© AFPDes bâtiments incendiés, de la fumée, des pillards... Les violences continuaient mercredi à Bangkok après la reddition des chefs des "chemises rouges" antigouvernementales. Elles ont appelé leurs partisans à cesser le mouvement après un assaut de l'armée sur leur camp retranché.
A Bangkok, les manifestants battent en retraite
L'armée thaïlandaise était décidée mercredi à mettre fin à l'insurrection des Chemises rouges dans le quartiers des Grands magasins à Bangkok. L'assaut final a fait plusieurs victimes, de nombreux manifestants semblent avoir jeté l'éponge.
Publié le 19/05/2010
Dans certains endroits de la ville régnait une atmosphère de chaos. Selon les pompiers, la Bourse, plusieurs centres commerciaux, des banques et les locaux d'une chaîne de télévision, avec 100 personnes à l'intérieur, étaient en feu, incendiés par des manifestants.
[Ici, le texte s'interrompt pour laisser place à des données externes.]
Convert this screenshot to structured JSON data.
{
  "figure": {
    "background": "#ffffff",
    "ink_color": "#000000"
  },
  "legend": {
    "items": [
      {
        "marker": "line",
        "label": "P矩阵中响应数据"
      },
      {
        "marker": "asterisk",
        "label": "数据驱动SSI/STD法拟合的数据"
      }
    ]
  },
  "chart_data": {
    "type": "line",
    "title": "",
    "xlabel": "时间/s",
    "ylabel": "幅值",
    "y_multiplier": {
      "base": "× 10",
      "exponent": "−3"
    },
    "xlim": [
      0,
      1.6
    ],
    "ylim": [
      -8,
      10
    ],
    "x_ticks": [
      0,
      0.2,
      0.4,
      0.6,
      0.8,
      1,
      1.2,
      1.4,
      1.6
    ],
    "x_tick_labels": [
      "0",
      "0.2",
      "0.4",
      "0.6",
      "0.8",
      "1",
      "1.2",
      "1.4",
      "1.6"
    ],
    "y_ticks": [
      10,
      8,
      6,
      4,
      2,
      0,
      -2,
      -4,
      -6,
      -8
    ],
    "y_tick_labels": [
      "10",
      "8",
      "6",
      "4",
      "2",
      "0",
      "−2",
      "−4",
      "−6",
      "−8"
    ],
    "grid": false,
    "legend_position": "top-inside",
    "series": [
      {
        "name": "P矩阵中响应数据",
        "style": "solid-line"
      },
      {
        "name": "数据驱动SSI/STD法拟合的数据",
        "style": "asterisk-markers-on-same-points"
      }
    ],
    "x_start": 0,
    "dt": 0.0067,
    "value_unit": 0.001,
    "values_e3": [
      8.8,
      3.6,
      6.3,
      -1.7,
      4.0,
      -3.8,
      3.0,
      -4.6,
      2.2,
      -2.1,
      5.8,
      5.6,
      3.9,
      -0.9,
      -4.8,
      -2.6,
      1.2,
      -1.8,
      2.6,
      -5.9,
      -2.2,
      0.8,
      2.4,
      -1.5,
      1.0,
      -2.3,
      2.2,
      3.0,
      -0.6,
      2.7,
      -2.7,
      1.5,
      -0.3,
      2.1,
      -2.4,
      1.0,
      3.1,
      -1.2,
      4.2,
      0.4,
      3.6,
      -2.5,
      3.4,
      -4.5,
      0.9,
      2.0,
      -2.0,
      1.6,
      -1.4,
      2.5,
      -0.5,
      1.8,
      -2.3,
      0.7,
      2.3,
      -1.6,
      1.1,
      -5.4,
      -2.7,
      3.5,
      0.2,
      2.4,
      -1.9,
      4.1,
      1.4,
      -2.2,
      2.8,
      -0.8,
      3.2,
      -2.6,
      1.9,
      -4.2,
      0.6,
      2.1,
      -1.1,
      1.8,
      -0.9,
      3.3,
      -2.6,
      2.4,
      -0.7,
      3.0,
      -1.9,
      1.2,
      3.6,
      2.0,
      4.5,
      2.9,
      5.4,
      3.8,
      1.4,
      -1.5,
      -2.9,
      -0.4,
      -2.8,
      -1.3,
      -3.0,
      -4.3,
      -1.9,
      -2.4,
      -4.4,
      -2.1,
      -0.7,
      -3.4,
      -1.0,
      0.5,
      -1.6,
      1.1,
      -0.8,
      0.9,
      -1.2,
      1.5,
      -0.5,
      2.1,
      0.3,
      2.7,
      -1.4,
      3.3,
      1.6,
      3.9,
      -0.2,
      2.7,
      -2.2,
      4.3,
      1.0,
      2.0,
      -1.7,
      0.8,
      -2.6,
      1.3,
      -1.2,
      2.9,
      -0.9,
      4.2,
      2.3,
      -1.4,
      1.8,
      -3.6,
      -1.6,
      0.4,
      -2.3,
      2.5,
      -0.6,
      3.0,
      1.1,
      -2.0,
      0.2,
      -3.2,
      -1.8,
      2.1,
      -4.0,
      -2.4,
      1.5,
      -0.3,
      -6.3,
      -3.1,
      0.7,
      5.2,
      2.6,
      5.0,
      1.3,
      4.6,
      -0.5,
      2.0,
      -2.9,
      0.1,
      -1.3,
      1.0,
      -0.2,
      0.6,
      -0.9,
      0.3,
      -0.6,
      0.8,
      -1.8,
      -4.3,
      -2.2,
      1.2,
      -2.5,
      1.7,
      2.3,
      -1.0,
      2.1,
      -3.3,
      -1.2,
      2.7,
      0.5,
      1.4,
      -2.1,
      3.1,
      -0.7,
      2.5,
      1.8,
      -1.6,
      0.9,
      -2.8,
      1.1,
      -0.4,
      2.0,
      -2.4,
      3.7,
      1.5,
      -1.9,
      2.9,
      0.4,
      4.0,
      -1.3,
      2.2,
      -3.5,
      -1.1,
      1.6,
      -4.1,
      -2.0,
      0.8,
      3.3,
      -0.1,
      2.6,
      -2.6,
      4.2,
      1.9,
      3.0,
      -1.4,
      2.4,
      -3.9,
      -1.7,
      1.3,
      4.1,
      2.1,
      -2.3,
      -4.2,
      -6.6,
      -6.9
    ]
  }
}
Une épaisse fumée noire, provenant de nombreux pneus incendiés, se dégageait au-dessus de la capitale thaïlandaise, où l'armée a annoncé l'imposition d'un couvre feu à partir de mercredi soir jusqu'à jeudi matin. Le gouvernement a d'ailleurs reconnu que des parties de la ville n'étaient pas sous contrôle, alors que l'armée annonçait qu'elle allait "s'occuper de ceux qui provoquent des troubles". La police a elle été autorisée à tirer à vue sur les pillards ou émeutiers.
Les violences ont également gagné le nord-est du pays, dont sont originaires nombre des contestataires, et des milliers de manifestants "rouges" ont incendié mercredi le siège du gouvernement de la province d'Udon Thani. Un couvre-feu a été imposé dans 23 provinces en plus de Bangkok.
Au moins 6 morts
C'est tôt le matin que les opérations avaient commencé à Bangkok, l'armée envoyant des blindés et des centaines de soldats pour mettre un terme à l'occupation par les "rouges" d'un quartier touristique et commercial huppé de la capitale. Après deux mois de manifestations d'abord pacifiques puis émaillées d'incidents violents et plusieurs séances de négociations sans résultat, les militaires ont neutralisé la zone en quelques heures, au milieu d'échanges de tirs d'armes automatiques et de grenades, forçant les cadres du mouvement antigouvernemental à renoncer.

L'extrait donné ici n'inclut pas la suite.